The French military intervention in Mali is just a few days old, and there is plenty of uncertainty about the operation’s strategy and potential outcomes. But one thing is clear: as this campaign escalates, more civilians are being forced to flee their homes – exacerbating a humanitarian crisis that has plagued Mali for more than a year. Governments and aid agencies in the region must be prepared for the worst and take steps immediately to assist this new wave of displaced Malians.
First, Mali’s neighbors must help civilians in the conflict zone get out of harm’s way. Though there is a need to limit the mobility of jihadist groups, there is no excuse for keeping civilian families penned into dangerous areas. Algeria, Burkina Faso, Mauritania, and Niger all must keep their borders open, and they must help Malian refugees register and get the aid they need.
Second, Malians who are fleeing fighting in the north must be allowed to enter the south of the country unmolested. There are already alarming reports of jihadist groups keeping civilians from leaving conflict areas. And while such inexcusable behavior on their part is not surprising, there are also indications that Malian authorities have engaged in similar tactics. For a sovereign state to behave this way is completely unacceptable. If these reports are confirmed, then France, the United States, and the United Nations must pressure their Malian counterparts to halt these abuses.
Third, aid agencies and state authorities in neighboring countries must help refugees to move away from the Malian border. While refugees should not be forced to move, tens of thousands of individuals will want to relocate and will need help. The U.N. and its partners have facilitated these movements for months, but the process must now be sped up dramatically: the danger to vulnerable families will only grow as Mali’s borders become more militarized.

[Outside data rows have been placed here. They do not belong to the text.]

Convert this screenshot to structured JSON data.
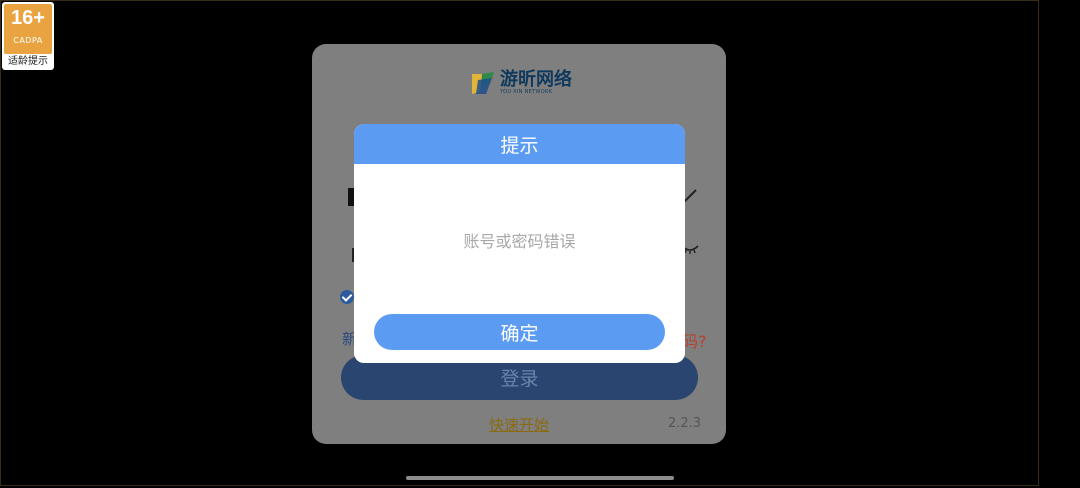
{
  "age_badge": {
    "rating": "16+",
    "org": "CADPA",
    "tip": "适龄提示"
  },
  "logo": {
    "name_cn": "游昕网络",
    "name_en": "YOU XIN NETWORK"
  },
  "login": {
    "new_user_fragment": "新",
    "forgot_fragment": "码?",
    "login_label": "登录",
    "quick_start_label": "快速开始",
    "version": "2.2.3"
  },
  "dialog": {
    "title": "提示",
    "message": "账号或密码错误",
    "confirm_label": "确定"
  },
  "colors": {
    "dialog_accent": "#5b9cf2",
    "login_button": "#2a4570",
    "badge": "#e9a441"
  }
}
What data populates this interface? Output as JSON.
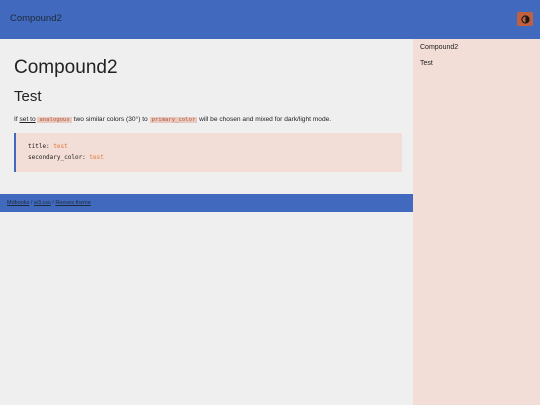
{
  "header": {
    "site_title": "Compound2"
  },
  "theme_toggle": {
    "icon": "half-circle-contrast-icon",
    "color": "#c0603f"
  },
  "main": {
    "page_title": "Compound2",
    "post_title": "Test",
    "paragraph": {
      "part1": "If ",
      "link": "set to",
      "part2": " ",
      "code1": "analogous",
      "part3": " two similar colors (30°) to ",
      "code2": "primary_color",
      "part4": " will be chosen and mixed for dark/light mode."
    },
    "code_block": {
      "lines": [
        {
          "key": "title:",
          "value": "test"
        },
        {
          "key": "secondary_color:",
          "value": "test"
        }
      ]
    }
  },
  "footer": {
    "links": [
      "Mdbooks",
      "w3.css",
      "Reeves theme"
    ],
    "separator": " / "
  },
  "sidebar": {
    "items": [
      {
        "label": "Compound2"
      },
      {
        "label": "Test"
      }
    ]
  },
  "colors": {
    "accent": "#4169be",
    "sidebar_bg": "#f3ddd7",
    "page_bg": "#efefef",
    "code_value": "#e07a3c"
  }
}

Finally, aid agencies and their donors should be ready for the worst and anticipate that thousands more displaced Malians will seek refuge in the south of the country. In October, a colleague and I visited Mali to meet with those already displaced by the conflict and assess their situation. We found that humanitarian needs in the south were largely unmet and growing at that time, but now they will swell even more. Aid groups will need to address a wide range of issues, but their immediate focus should be identifying people in need and providing shelter, food, healthcare, and other lifesaving interventions. Many displaced Malians will also be seeking help from relatives and friends in urban areas. These host communities – already strained by previous waves of new arrivals – must be supported as well.
Action on these four issues is urgent. Whatever course Mali’s conflict might take in the coming days, governments and aid agencies must work together now to meet the needs of displaced Malians, ensure that their rights are respected, and limit the human toll of this ongoing crisis.